Sometimes, the dog’s behaviour is based in fear, but the human assumes – or seeks help from a ‘trainer’ who assumes – that the fear is bad behaviour so takes the dog into the scary situation then punishes them. Punishment drives the behaviour back inside the dog, suppressing the feelings which will either lead to aggression or learned helplessness, which means the dog will either lash out or give up – neither is a good result.
At the moment a realisation occurs that we are dealing with a fearful dog, we must question their lifestyle and provide their protection. The moment that a dog stops being taken into/exposed to things they can’t cope with, healing begins. A dog who has been scared regularly for a long time may need a few weeks of full protection, to settle down and relax.
This might mean realising that they are not – at least for the moment – a normal dog. Protection might include walking only in one area for a few weeks, at a time of day where that area is empty. It might mean not walking at all, if that’s the best thing for the dog. It could mean playing classical music in the dog’s house all day long, particularly in firework or shooting season. Protection literally means that we recognise all the things that scare a dog and protect them from them for the amount of time it takes to build resilience, building their threshold so they can cope. If that’s not possible, we protect them for the rest of their lives.
You Can’t Reinforce It
There is an idea that to comfort or even interact with a scared dog will make them practise fear more often, because our behaviour towards them has made fear worthwhile for them. Often, people have been told to ignore their scared dogs, as comforting would either give the dog an idea that there’s something to be scared of or reward their fear through attention.

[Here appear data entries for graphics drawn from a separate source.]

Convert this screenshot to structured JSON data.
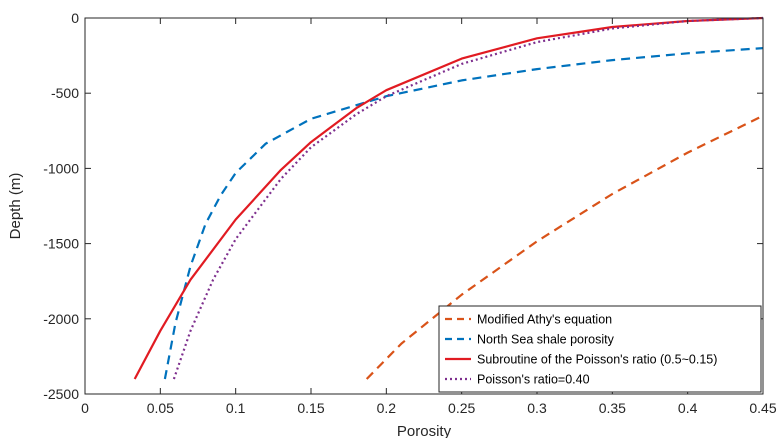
{
  "chart_data": {
    "type": "line",
    "title": "",
    "xlabel": "Porosity",
    "ylabel": "Depth (m)",
    "xlim": [
      0,
      0.45
    ],
    "ylim": [
      -2500,
      0
    ],
    "xticks": [
      0,
      0.05,
      0.1,
      0.15,
      0.2,
      0.25,
      0.3,
      0.35,
      0.4,
      0.45
    ],
    "xtick_labels": [
      "0",
      "0.05",
      "0.1",
      "0.15",
      "0.2",
      "0.25",
      "0.3",
      "0.35",
      "0.4",
      "0.45"
    ],
    "yticks": [
      0,
      -500,
      -1000,
      -1500,
      -2000,
      -2500
    ],
    "ytick_labels": [
      "0",
      "-500",
      "-1000",
      "-1500",
      "-2000",
      "-2500"
    ],
    "grid": false,
    "legend_position": "bottom-right",
    "series": [
      {
        "name": "Modified Athy's equation",
        "color": "#d95319",
        "style": "dashed",
        "points": [
          [
            0.187,
            -2400
          ],
          [
            0.21,
            -2165
          ],
          [
            0.25,
            -1840
          ],
          [
            0.3,
            -1485
          ],
          [
            0.35,
            -1170
          ],
          [
            0.4,
            -895
          ],
          [
            0.45,
            -650
          ]
        ]
      },
      {
        "name": "North Sea shale porosity",
        "color": "#0072bd",
        "style": "dashed",
        "points": [
          [
            0.053,
            -2400
          ],
          [
            0.06,
            -2030
          ],
          [
            0.07,
            -1650
          ],
          [
            0.08,
            -1370
          ],
          [
            0.09,
            -1180
          ],
          [
            0.1,
            -1030
          ],
          [
            0.12,
            -835
          ],
          [
            0.15,
            -670
          ],
          [
            0.2,
            -520
          ],
          [
            0.25,
            -415
          ],
          [
            0.3,
            -340
          ],
          [
            0.35,
            -280
          ],
          [
            0.4,
            -235
          ],
          [
            0.45,
            -200
          ]
        ]
      },
      {
        "name": "Subroutine of the Poisson's ratio (0.5~0.15)",
        "color": "#e11b22",
        "style": "solid",
        "points": [
          [
            0.033,
            -2400
          ],
          [
            0.05,
            -2080
          ],
          [
            0.07,
            -1740
          ],
          [
            0.1,
            -1340
          ],
          [
            0.13,
            -1010
          ],
          [
            0.15,
            -825
          ],
          [
            0.18,
            -600
          ],
          [
            0.2,
            -480
          ],
          [
            0.25,
            -270
          ],
          [
            0.3,
            -135
          ],
          [
            0.35,
            -60
          ],
          [
            0.4,
            -20
          ],
          [
            0.45,
            0
          ]
        ]
      },
      {
        "name": "Poisson's ratio=0.40",
        "color": "#7e2f8e",
        "style": "dotted",
        "points": [
          [
            0.059,
            -2400
          ],
          [
            0.07,
            -2080
          ],
          [
            0.085,
            -1740
          ],
          [
            0.1,
            -1470
          ],
          [
            0.13,
            -1070
          ],
          [
            0.15,
            -860
          ],
          [
            0.18,
            -640
          ],
          [
            0.2,
            -520
          ],
          [
            0.25,
            -305
          ],
          [
            0.3,
            -160
          ],
          [
            0.35,
            -70
          ],
          [
            0.4,
            -20
          ],
          [
            0.45,
            0
          ]
        ]
      }
    ]
  }
}
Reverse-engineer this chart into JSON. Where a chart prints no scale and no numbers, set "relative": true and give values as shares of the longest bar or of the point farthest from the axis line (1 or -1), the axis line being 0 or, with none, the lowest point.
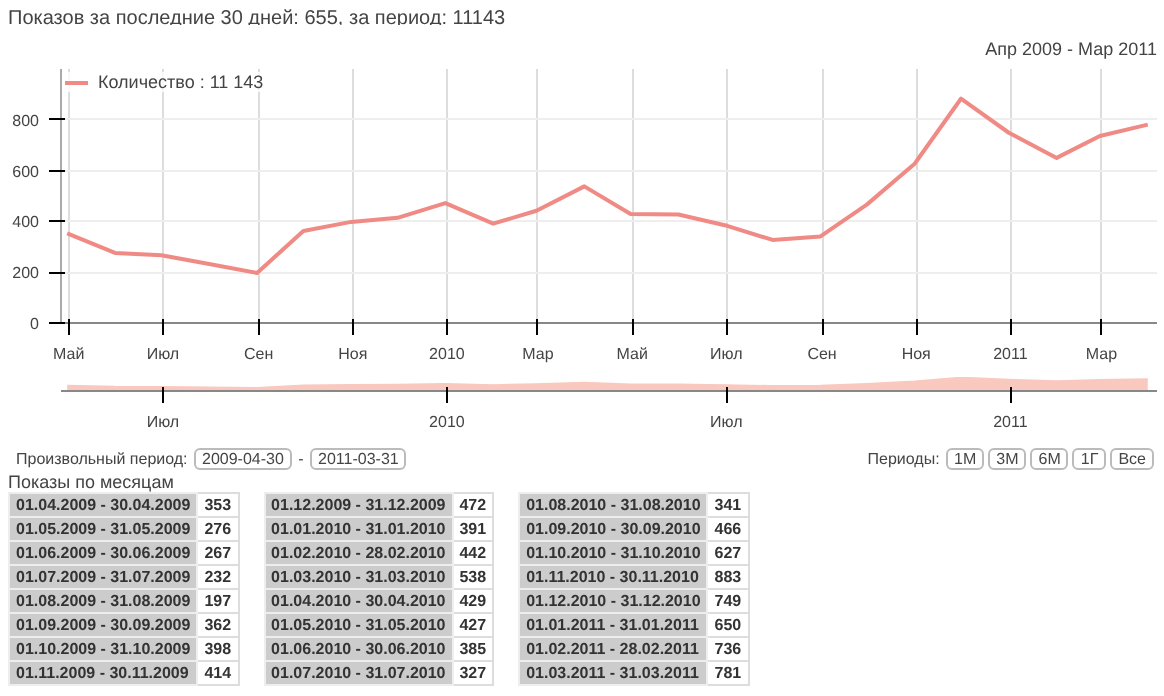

The idea that we may teach a dog to be scared in the future by comforting or protecting them when they are scared in the present, because we may be reinforcing their emotional state, is misguided. Emotions are completely natural states. We can cause fear by scaring a dog but we can’t teach fear by comforting a scared dog. Dogs need guidance, they need to be able to trust the person they live with. When the dog is scared, they need us to help them. If anything, ignoring a scared dog is unkind, our job is to recognise what’s scaring them and protect them from it, make them feel as safe as possible and then increase their resilience to empower them in the future.